Elias sah sich in dem Spiegel. Seine Haut war Leichenblass, die Augen gerötet und an von den Schläfen und Hals aus bildeten blaue Adern ein netzförmiges Geflecht bis ins Gesicht hinein. Kalter Schweiß stand ihm auf der Stirn, der ihm in Tropfen über das Gesicht lief. "Beim Imperator, was ist nur los mit mir?" Kaum hatte Eli diese Worte vor sich hin gemurmelt, kündigte ein tiefes Rülpsen und Rumoren im Magen einen erneuten Schwall Erbrochenes an. Er entspannte seine Bauchmuskulatur und spuckte in mehreren Intervallen riesige, grün-braune Schleimbrocken in das Becken, die sofort den Abfluss verstopften. Elias atmete schwer und wurde immer noch von extremem Brechreiz geplagt, als sich die widerliche Masse in dem Waschbecken vor ihm zu bewegen begann. Sachte pulsierte sie, die Oberfläche bebte und krümmte sich und schließlich viel sie an mehreren Stellen zusammen , bis darin ein kleines, kindliches Gesicht zum Vorschein kam.

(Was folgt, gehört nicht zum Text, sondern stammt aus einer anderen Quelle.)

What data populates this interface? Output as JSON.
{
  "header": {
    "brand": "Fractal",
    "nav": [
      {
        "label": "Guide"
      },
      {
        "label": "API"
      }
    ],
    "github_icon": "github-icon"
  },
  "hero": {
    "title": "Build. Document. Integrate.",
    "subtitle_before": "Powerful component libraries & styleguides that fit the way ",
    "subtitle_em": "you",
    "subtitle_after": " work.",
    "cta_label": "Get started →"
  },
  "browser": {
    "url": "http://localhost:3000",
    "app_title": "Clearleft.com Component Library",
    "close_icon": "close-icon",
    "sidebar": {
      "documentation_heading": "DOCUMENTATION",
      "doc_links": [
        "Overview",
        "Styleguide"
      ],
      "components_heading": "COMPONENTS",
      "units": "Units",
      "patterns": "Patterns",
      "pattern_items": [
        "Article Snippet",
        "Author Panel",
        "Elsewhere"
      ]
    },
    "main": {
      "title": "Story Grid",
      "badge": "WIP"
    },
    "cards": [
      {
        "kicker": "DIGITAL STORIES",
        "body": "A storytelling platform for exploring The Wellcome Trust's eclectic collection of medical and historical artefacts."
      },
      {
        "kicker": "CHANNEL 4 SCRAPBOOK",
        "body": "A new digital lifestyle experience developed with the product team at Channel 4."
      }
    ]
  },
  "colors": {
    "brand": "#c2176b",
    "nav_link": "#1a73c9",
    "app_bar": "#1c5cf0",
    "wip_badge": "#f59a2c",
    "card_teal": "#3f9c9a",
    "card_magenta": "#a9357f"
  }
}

Erschrocken stieß sich Elias von dem Waschbecken über das er sich gebeugt hatte ab, und trat zurück, bis er den Anblick dieses furchtbar deformierten Kopfes nicht mehr ertragen musste. Er zitterte am gesamten Leib, seine Beine drohten unter dem Gewicht des Körpers nachzugeben. Völlig aus der Fassung musste er sich an die Wand lehnen, versuchte zur Ruhe zu kommen, doch seine Verfassung drohte eher in hysterisches Hyperventilieren überzugehen. Eli warf den Kopf in den Nacken, schloss die Augen, und versuchte sich zu einer kontrollierteren Atmung zu zwingen. Schließlich begann er laut zu zählen.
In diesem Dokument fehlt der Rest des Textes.